Proposition. The adjacency matrix of a graph $\Gamma$ has the a consecutive-ones property if and only if
$\Gamma$ is a tree, or
every induced cycle of $\Gamma$ is a $4$-cycle.
This answer is a work in progress, as I'm stuck on on the 4-cycle case of the converse.
$\Rightarrow$:
An induced $n$-cycle has vertices $0,\ldots, n-1$ with $i$ incident to $j$ if and only if $j=i\pm 1$, taking the indices modulo $n$. So in the adjacency matrix, we've got $A_{i,i+1}=A_{i,i-1}=A_{i+1,i}=A_{i-1,i}=1$ for each $i$, and all other entries $0$.

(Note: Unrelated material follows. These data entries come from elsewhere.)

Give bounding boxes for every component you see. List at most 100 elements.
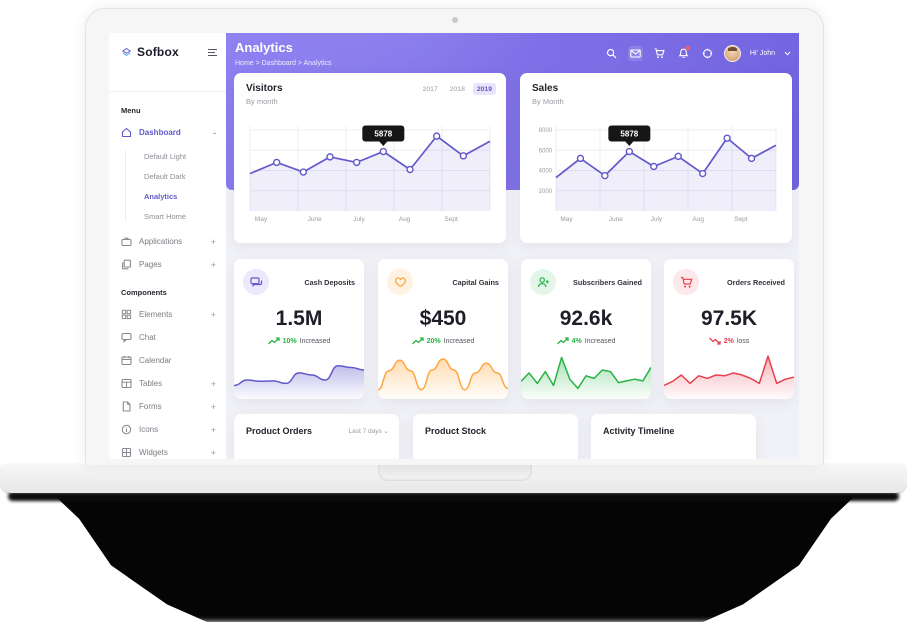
home-icon	[121, 127, 132, 138]
sidebar-item-widgets[interactable]: Widgets +	[109, 441, 226, 459]
stat-trend: 10% Increased	[234, 337, 364, 345]
sidebar-subitem-default-light[interactable]: Default Light	[144, 151, 187, 161]
visitors-subtitle: By month	[246, 97, 278, 106]
sidebar-item-label: Calendar	[139, 356, 172, 365]
sidebar-toggle-icon[interactable]	[207, 48, 218, 57]
widgets-icon	[121, 447, 132, 458]
collapse-indicator: -	[213, 127, 216, 138]
sidebar-item-label: Widgets	[139, 448, 168, 457]
logo-text: Sofbox	[137, 45, 179, 59]
product-orders-title: Product Orders	[246, 426, 313, 436]
notification-dot	[685, 46, 690, 50]
expand-indicator: +	[210, 259, 216, 270]
calendar-icon	[121, 356, 132, 366]
visitors-title: Visitors	[246, 83, 283, 94]
svg-text:6000: 6000	[539, 148, 553, 154]
pages-icon	[122, 259, 132, 270]
svg-text:Sept: Sept	[734, 216, 748, 223]
laptop-camera-icon	[452, 17, 458, 23]
laptop-bezel: Sofbox Menu Dashboard -	[85, 8, 824, 465]
sidebar-item-forms[interactable]: Forms +	[109, 395, 226, 418]
svg-text:8000: 8000	[539, 128, 553, 134]
sidebar-item-label: Forms	[139, 402, 162, 411]
laptop-notch	[378, 464, 532, 481]
sidebar-item-label: Pages	[139, 260, 162, 269]
date-range-dropdown[interactable]: Last 7 days ⌄	[348, 428, 389, 435]
sidebar-item-pages[interactable]: Pages +	[109, 253, 226, 276]
trend-percent: 4%	[571, 337, 582, 345]
expand-indicator: +	[210, 309, 216, 320]
breadcrumb: Home > Dashboard > Analytics	[235, 60, 332, 67]
trend-up-icon	[267, 337, 280, 345]
visitors-line-chart: May June July Aug Sept 5878	[249, 125, 491, 223]
sidebar-item-chat[interactable]: Chat	[109, 326, 226, 349]
mail-icon[interactable]	[627, 46, 643, 61]
expand-indicator: +	[210, 378, 216, 389]
stat-trend: 2% loss	[664, 337, 794, 345]
stat-label: Subscribers Gained	[573, 277, 642, 287]
sidebar-item-label: Elements	[139, 310, 173, 319]
trend-text: Increased	[443, 337, 475, 345]
expand-indicator: +	[210, 447, 216, 458]
sidebar-subitem-analytics[interactable]: Analytics	[144, 191, 178, 201]
capital-gains-sparkline	[378, 358, 508, 399]
search-icon[interactable]	[604, 46, 619, 61]
cart-icon[interactable]	[652, 46, 667, 61]
user-add-icon	[530, 269, 556, 295]
sidebar-subitem-smart-home[interactable]: Smart Home	[144, 211, 187, 221]
sales-subtitle: By Month	[532, 97, 564, 106]
sidebar-item-icons[interactable]: Icons +	[109, 418, 226, 441]
tab-2018[interactable]: 2018	[449, 85, 465, 93]
sidebar-subitem-default-dark[interactable]: Default Dark	[144, 171, 186, 181]
bell-icon[interactable]	[676, 46, 691, 61]
tab-2019[interactable]: 2019	[472, 83, 496, 95]
sofbox-logo-icon	[121, 47, 132, 56]
stat-value: 1.5M	[275, 307, 323, 330]
laptop-shadow	[55, 496, 855, 622]
svg-text:2000: 2000	[539, 189, 553, 195]
sidebar-item-calendar[interactable]: Calendar	[109, 349, 226, 372]
sidebar-menu: Menu Dashboard - Default Light Default D…	[109, 91, 226, 459]
svg-text:July: July	[353, 216, 365, 223]
grid-icon	[121, 309, 132, 320]
sidebar-item-dashboard[interactable]: Dashboard -	[109, 121, 226, 144]
sales-line-chart: May June July Aug Sept 8000 6000 4000 2000 5878	[539, 125, 777, 223]
sidebar-item-applications[interactable]: Applications +	[109, 230, 226, 253]
heart-icon	[387, 269, 413, 295]
info-icon	[121, 424, 132, 435]
target-icon[interactable]	[700, 46, 715, 61]
cash-deposits-sparkline	[234, 365, 364, 399]
svg-text:May: May	[560, 216, 573, 223]
chevron-down-icon[interactable]	[784, 51, 791, 56]
trend-down-icon	[708, 337, 721, 345]
trend-up-icon	[411, 337, 424, 345]
sidebar-item-elements[interactable]: Elements +	[109, 303, 226, 326]
sidebar-item-tables[interactable]: Tables +	[109, 372, 226, 395]
product-stock-title: Product Stock	[425, 426, 487, 436]
chat-icon	[121, 332, 132, 343]
table-icon	[121, 378, 132, 389]
chat-bubbles-icon	[243, 269, 269, 295]
user-menu-label[interactable]: Hi' John	[749, 50, 775, 57]
expand-indicator: +	[210, 401, 216, 412]
expand-indicator: +	[210, 424, 216, 435]
user-avatar[interactable]	[723, 45, 741, 62]
stat-label: Cash Deposits	[304, 277, 355, 287]
svg-text:Sept: Sept	[444, 216, 458, 223]
visitors-card: Visitors By month 2017 2018 2019 May June…	[234, 73, 506, 243]
stat-trend: 4% Increased	[521, 337, 651, 345]
tab-2017[interactable]: 2017	[422, 85, 438, 93]
svg-text:June: June	[609, 216, 623, 223]
stat-card-subscribers-gained: Subscribers Gained 92.6k 4% Increased	[521, 259, 651, 399]
sidebar-item-label: Chat	[139, 333, 156, 342]
svg-text:Aug: Aug	[692, 216, 704, 223]
sales-card: Sales By Month May June July Aug Sept 8000 600…	[520, 73, 792, 243]
dashboard-submenu: Default Light Default Dark Analytics Sma…	[109, 146, 226, 226]
svg-text:May: May	[255, 216, 268, 223]
svg-text:5878: 5878	[620, 130, 638, 139]
sidebar: Sofbox Menu Dashboard -	[109, 33, 226, 459]
stat-value: $450	[419, 307, 467, 330]
activity-timeline-title: Activity Timeline	[603, 426, 675, 436]
briefcase-icon	[121, 237, 132, 247]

Suppose that $\sigma$ is the permutation of $\{1,\ldots,n\}$ giving rise to a consecutive ones arrangement of $A$. In order to have both $1$'s in a row next to other $1$'s in that column, we need that $\sigma(i)=\sigma(i+2)\mp 1=\sigma(i-2)\pm 1$. However, unless $n=4$, we cannot make such a bijection without leaving some column with $n-2$ zeroes separating a pair of $1$'s. However, if $n=4$, $A^\sigma=\left(\begin{array}{cccc}1&0&1&0\\1&0&1&0\\0&1&0&1\\0&1&0&1\end{array}\right)$ is an admissible consecutive ones arrangement.